The Competition Bureau wants more airline competition, but it won't solve Canada's aviation challenges

Canada Standard8 hours ago

A recent market study by the Competition Bureau is calling for more airline competition in Canada's airline industry to reduce fares, increase service quality and provide better services to remote communities.
The study reiterates that Canada's domestic air travel market is largely dominated by just two carriers, Air Canada and WestJet. Together, they account for between 56 per cent to 78 per cent of all domestic passenger traffic. This concentration limits passenger choice, and many Canadians feel airfares are high and quality of service is low as a consequence.
Increased competition has lowered air fares elsewhere, like in Europe, for example, where low-fares airlines dominate the continental market. However, there have been negative outcomes for consumers.

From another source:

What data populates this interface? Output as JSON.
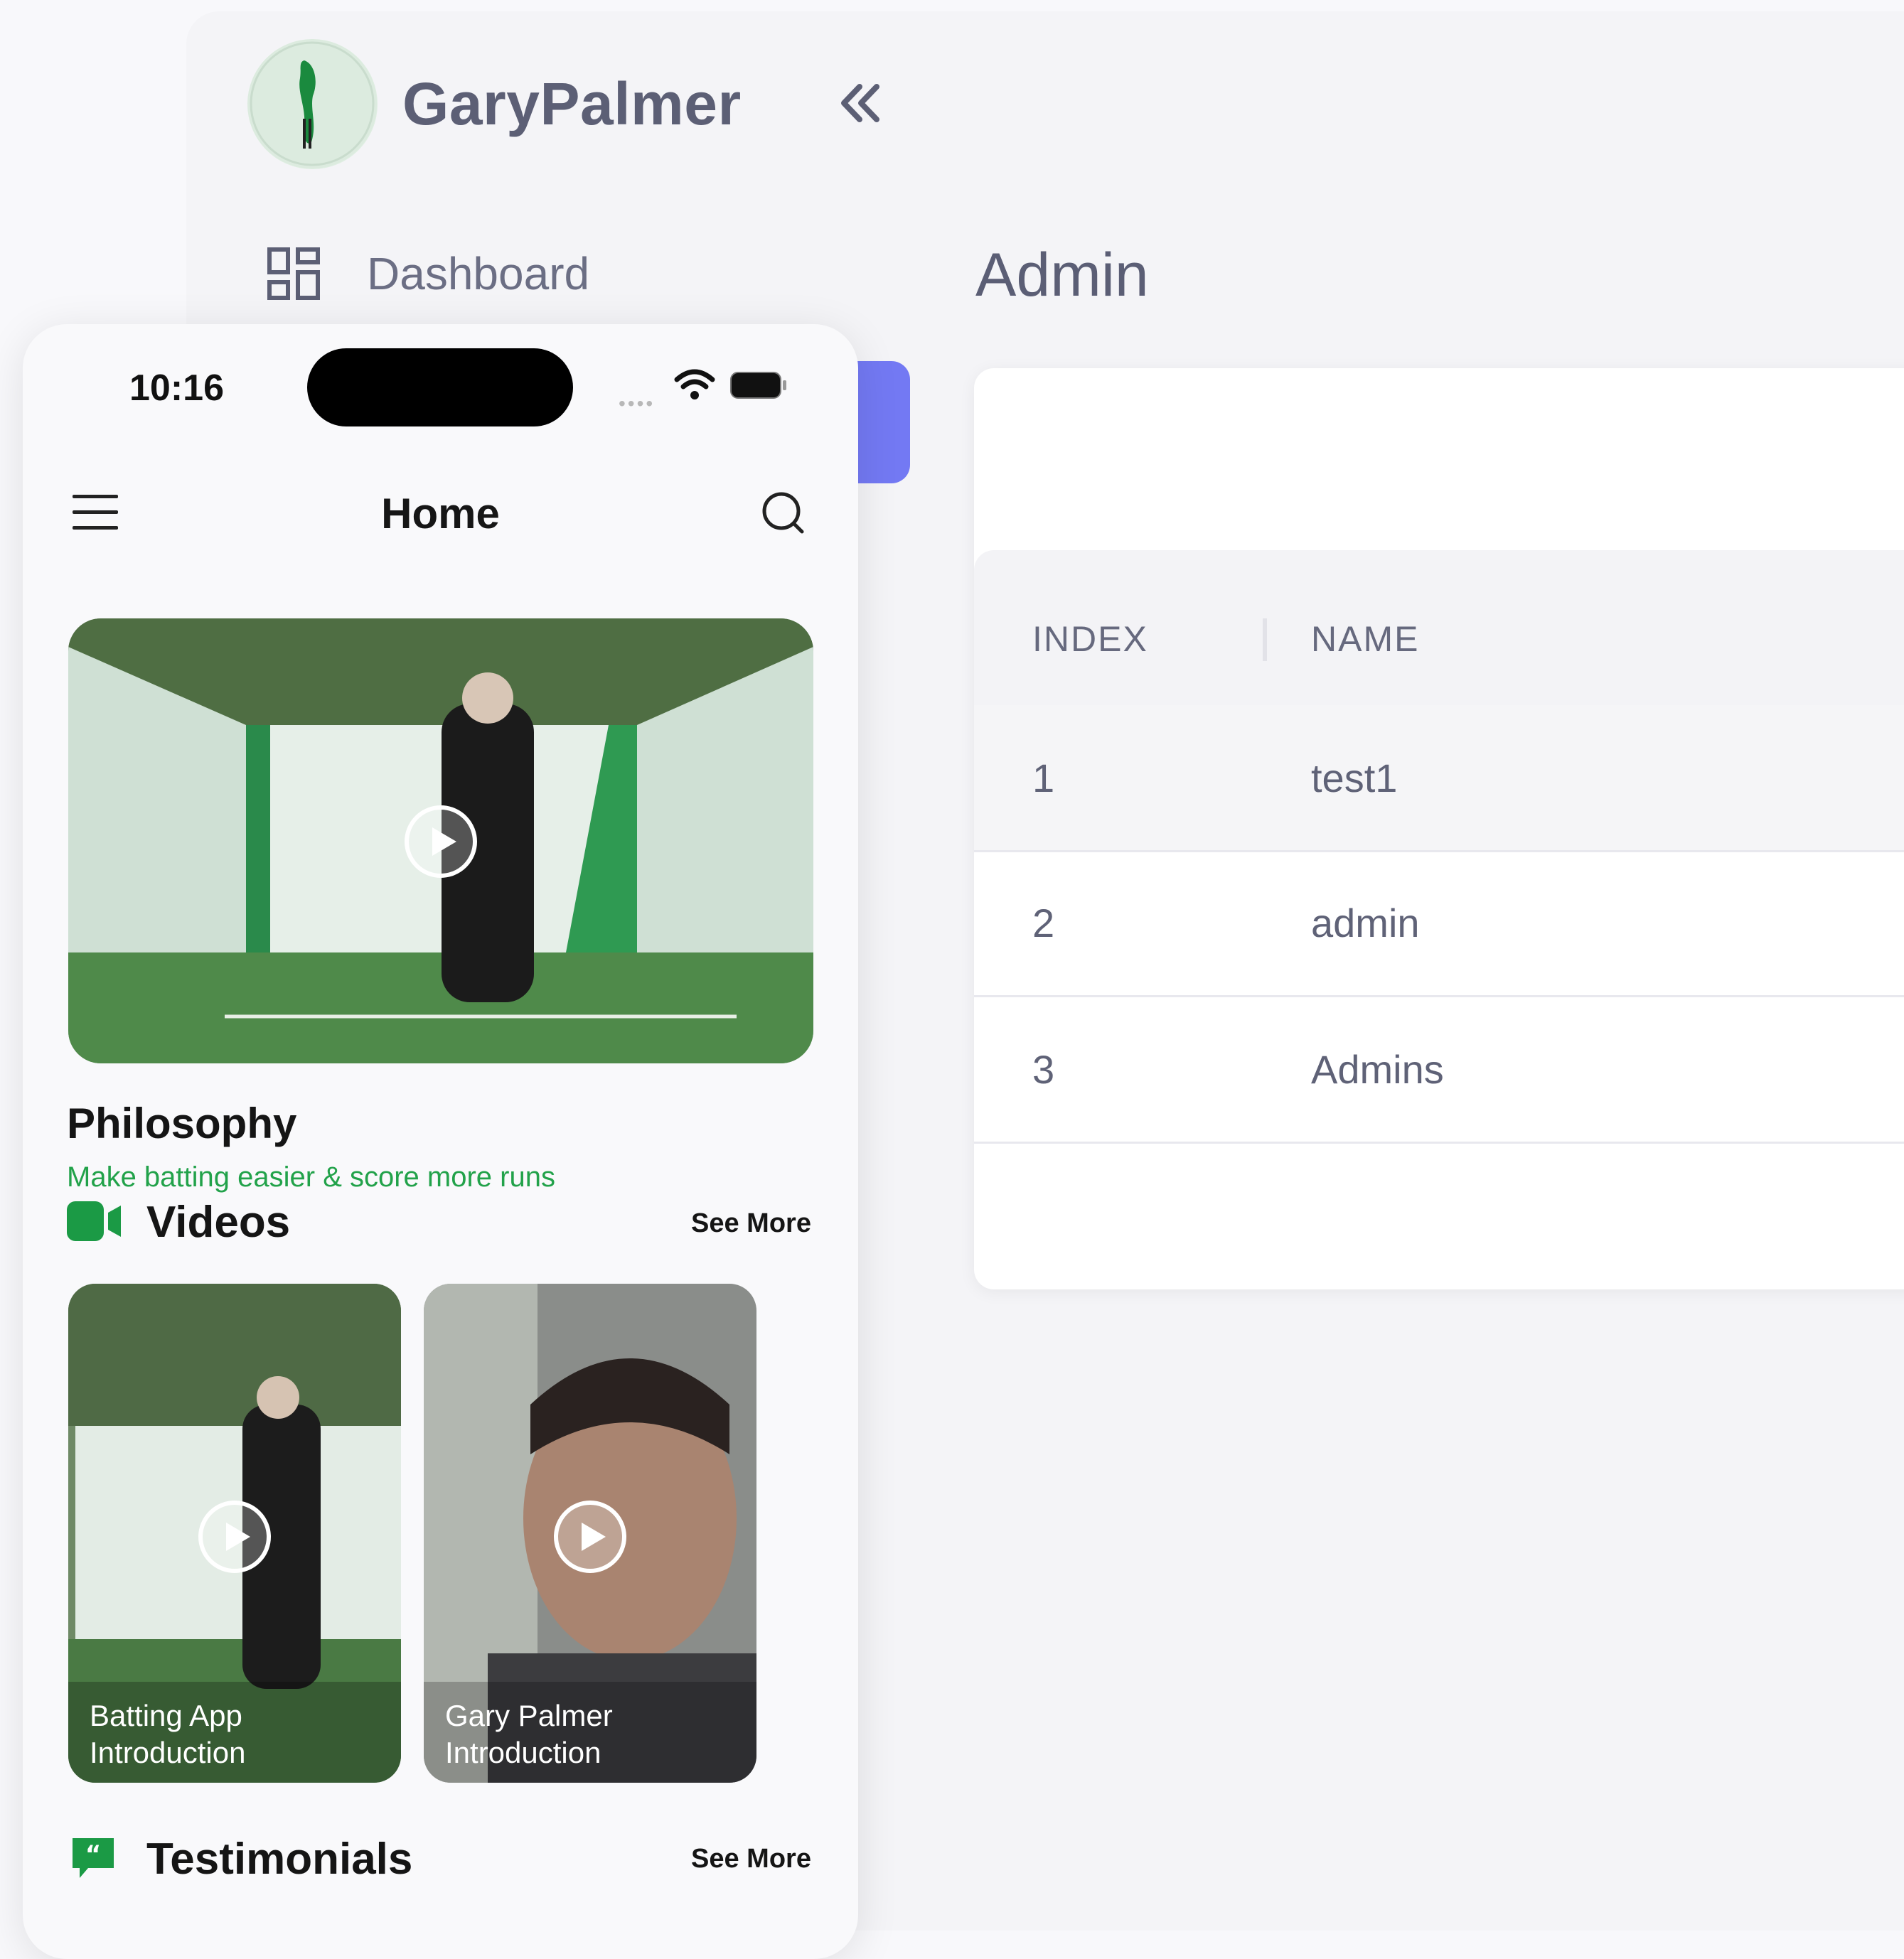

While the bureau positions competition as the solution to the many issues plaguing the industry, it overlooks how an increase in competition can fall short, particularly when it comes to transparency, service quality, labour conditions and regional connectivity.
One of the Competition Bureau's key criticisms of Canada's airline industry is the lack of cost transparency when booking flights. Hidden fees and complex fare structures make it difficult for travellers to effectively make comparisons among airlines.
But it's unreasonable to expect increased competition - when airlines seek to make their offering more attractive than their competitors - to lead to greater transparency in Canada. In fact, competition has been linked theoretically and empirically to dishonest practices.
Europe provides a cautionary example. Increased competition has not led to greater air fare transparency in Europe. Airlines like Ryanair, a low-fare airline and the continent's largest airline by passengers carried, have been accused of hiding fees for passengers.
The bureau's study also found that many Canadians are dissatisfied with the quality of service offered by domestic airlines. Yet increased competition is unlikely to raise service standards. As airlines compete to offer the lowest fares, they often look to reduce operating costs, typically at the expense of service quality.
Those who suffer the most from airlines minimizing costs are employees, since labour represents one of the few areas where airlines can cut back.
The morality and safety implications of introducing wage and employment insecurity to workers within high reliability organizations aside, reducing the quality of employment terms and conditions for workers in such an important industry is short-sighted.
Claims of a pilot shortage are contested, and making employment in Canadian aviation less attractive for a highly skilled and crucial occupational group like pilots is a strategic faux pas that could have long-term consequences for the industry's stability.
Read more: Potential Air Canada pilot strike: Key FAQs and why the anger at pilots is misplaced
Canada's unique geography means that many remote regions rely on airlines for goods and transport. Yet these areas are not effectively served by the commercial aviation industry. The bureau suggests greater competition could help, but that claim is questionable.
The reason existing airlines are not providing a greater number of flights between remote communities and larger airports is because these routes aren't profitable. Rather than expanding service, a more competitive market could shrink route availability because airlines could abandon less profitable routes or refuse to compete on routes where a market leader emerges.
To its credit, the bureau offers several recommendations for northern and remote communities. But these communities are unlikely to benefit from competition alone. In fact, increased competition would likely mean airlines will focus on profitable routes and remove those that don't yield high profits.
Europe's airline industry is once again instructive. Eurocontrol, a pan-European organization dedicated to the success of commercial aviation in Europe, states that "domestic aviation in Europe has experienced a substantial and persistent decline over the past two decades," including the demise of regional operators serving lower-density routes.
Where routes have been maintained - in Norway, for example - it's as a consequence of public service obligations that guarantee essential routes are maintained through government support.
It's because of public service obligations, not competition, that the Canadian government can serve remote communities. Without such safeguards, increased competition has the potential to do more harm than good.
The bureau also recommended relaxing rules around foreign ownership within the Canadian airline industry so that a wholly foreign owned airline can compete domestically.
But not all airlines are equal. Some, like Qatar Airways, are backed by the government of their home state. Qatar Airways has purchased stakes in airlines in Asia Pacific and Africa.
Competition with airlines such as Qatar Airways is inherently unfair because of the huge financial support it receives. Allowing such state-backed carriers into the Canadian market could place domestic airlines at a significant competitive disadvantage. This could not only weaken Canadian airlines, but also be detrimental to the Canadian economy if domestic carriers are pushed out.
Competition may reduce fares, but it always comes at a cost. Canadians must be certain that lower fares are worth the cost.